At the United Nations, the Trump administration has closed another door to diplomacy with Cuba. On Wednesday, the U.S. voted against a resolution calling for an end to the U.S. trade embargo.
The action reverses a move by the Obama White House in 2016 to abstain from the annual vote. CGTN’s Michael Voss reports from Havana on how the change in policy is already having an impact.
Niuris Higueras owns one of Havana’s leading upscale private restaurants. The first time we filmed here in 2015, the majority of El Atelier’s clientele came from the United States. Getting a table meant booking in advance. Now, as U.S. President Donald Trump’s cracks down on Cuba, that has all changed.

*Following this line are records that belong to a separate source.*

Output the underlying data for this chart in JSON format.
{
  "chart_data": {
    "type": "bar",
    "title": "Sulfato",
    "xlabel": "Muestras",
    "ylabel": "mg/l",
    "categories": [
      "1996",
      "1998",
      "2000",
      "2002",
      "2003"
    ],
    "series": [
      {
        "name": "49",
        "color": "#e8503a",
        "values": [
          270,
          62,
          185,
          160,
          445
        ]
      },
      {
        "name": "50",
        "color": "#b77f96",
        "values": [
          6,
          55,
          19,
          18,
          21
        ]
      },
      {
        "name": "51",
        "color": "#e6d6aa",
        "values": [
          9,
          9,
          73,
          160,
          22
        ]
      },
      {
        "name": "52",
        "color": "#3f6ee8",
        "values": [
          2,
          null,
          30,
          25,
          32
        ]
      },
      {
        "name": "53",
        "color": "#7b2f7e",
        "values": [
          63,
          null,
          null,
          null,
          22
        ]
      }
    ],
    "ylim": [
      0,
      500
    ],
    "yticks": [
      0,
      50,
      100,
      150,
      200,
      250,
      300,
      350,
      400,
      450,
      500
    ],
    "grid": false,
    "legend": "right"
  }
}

“We have seen over 80-percent of reservations cancelled,” Higueras said, “and this not only affects this sector which is directly involved in giving services to tourism, but the entire private sector network.”

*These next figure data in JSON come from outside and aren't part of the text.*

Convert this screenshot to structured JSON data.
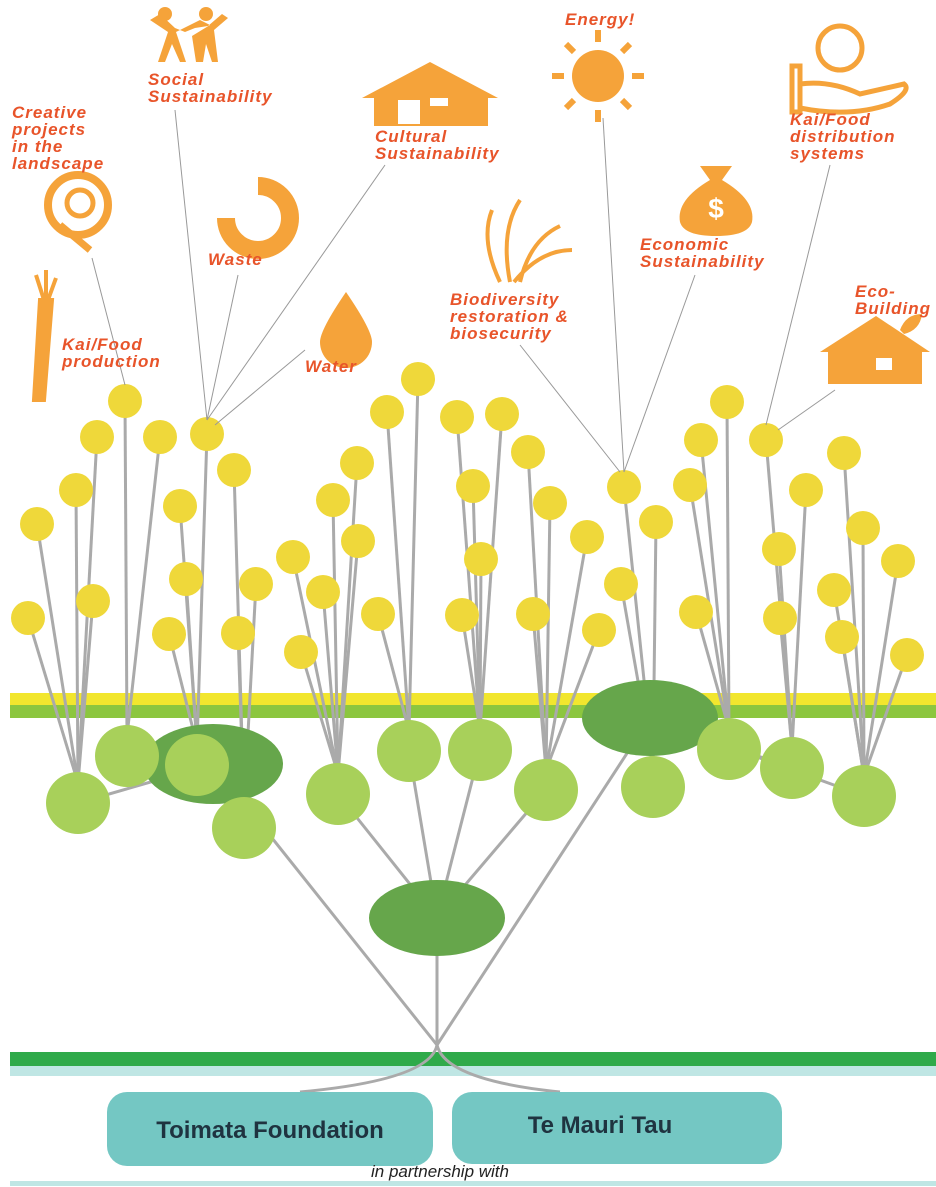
{
  "labels": [
    {
      "lines": [
        "Social",
        "Sustainability"
      ]
    },
    {
      "lines": [
        "Creative",
        "projects",
        "in the",
        "landscape"
      ]
    },
    {
      "lines": [
        "Cultural",
        "Sustainability"
      ]
    },
    {
      "lines": [
        "Waste"
      ]
    },
    {
      "lines": [
        "Water"
      ]
    },
    {
      "lines": [
        "Kai/Food",
        "production"
      ]
    },
    {
      "lines": [
        "Energy!"
      ]
    },
    {
      "lines": [
        "Kai/Food",
        "distribution",
        "systems"
      ]
    },
    {
      "lines": [
        "Economic",
        "Sustainability"
      ]
    },
    {
      "lines": [
        "Biodiversity",
        "restoration &",
        "biosecurity"
      ]
    },
    {
      "lines": [
        "Eco-",
        "Building"
      ]
    }
  ],
  "partners": [
    "Toimata Foundation",
    "Te Mauri Tau"
  ],
  "footer": "in partnership with"
}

When then U.S. President Barack Obama made his historic visit to Cuba in 2015, there was an agreement with Cuba’s President Raul Castro to restore diplomatic relations. Many Cubans hoped for a brighter future.

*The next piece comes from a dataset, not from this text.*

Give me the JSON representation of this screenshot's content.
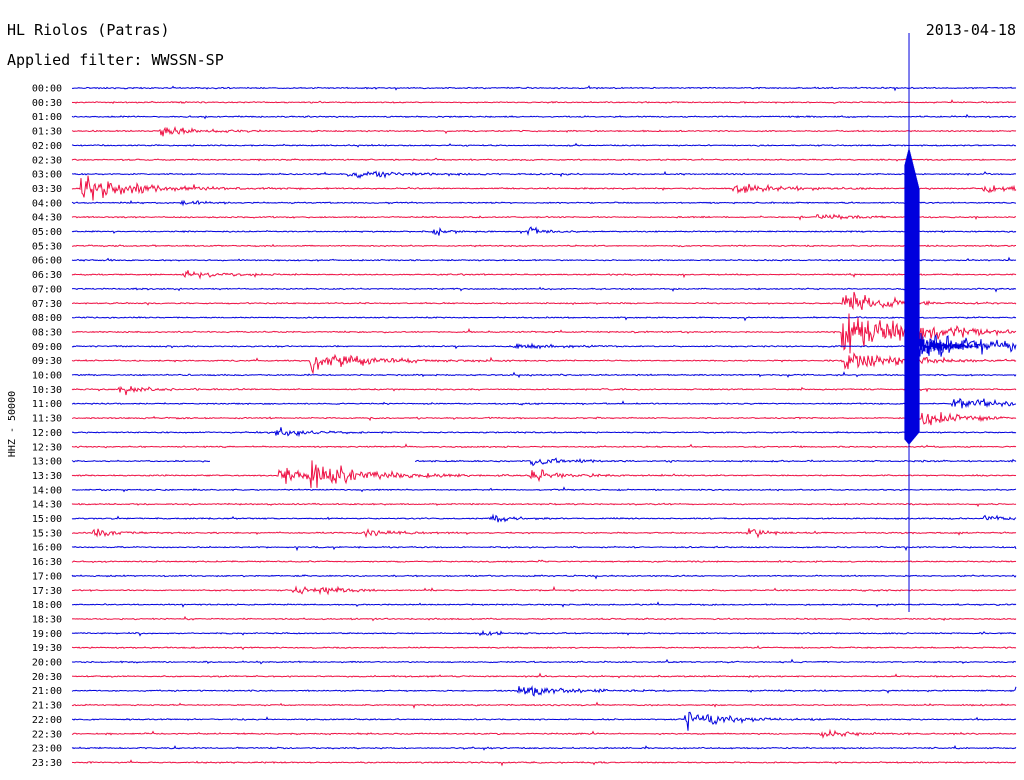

“I have come to bury the last remnants of the Cold War,” Obama said at the time. He then eased restrictions on Americans visiting the island and opened the door for some trade and investment. U.S. airlines now offer scheduled commercial flights and cruise ships sail here from Miami.
But this new found detente didn’t last long. Earlier this year, U.S. President Donald Trump said, “we will not lift sanctions on the Cuban regime until it delivers full political freedom for the Cuban people.”
Last year, more than 600,000 U.S. and Cuban-American travelers visited Cuba. That has already started to go into reverse.
The Trump administration recently issued a travel warning for Americans not to visit the island and withdrew most of its diplomats from its embassy in Havana. It also expelled 15 Cubans from their embassy in Washington. This follows alleged sonic attacks which apparently caused hearing loss and other health problems to U.S. diplomats.
Washington remains isolated internationally over its trade embargo against Cuba, with many other countries looking for trade and investment opportunities here before American companies are allowed to compete.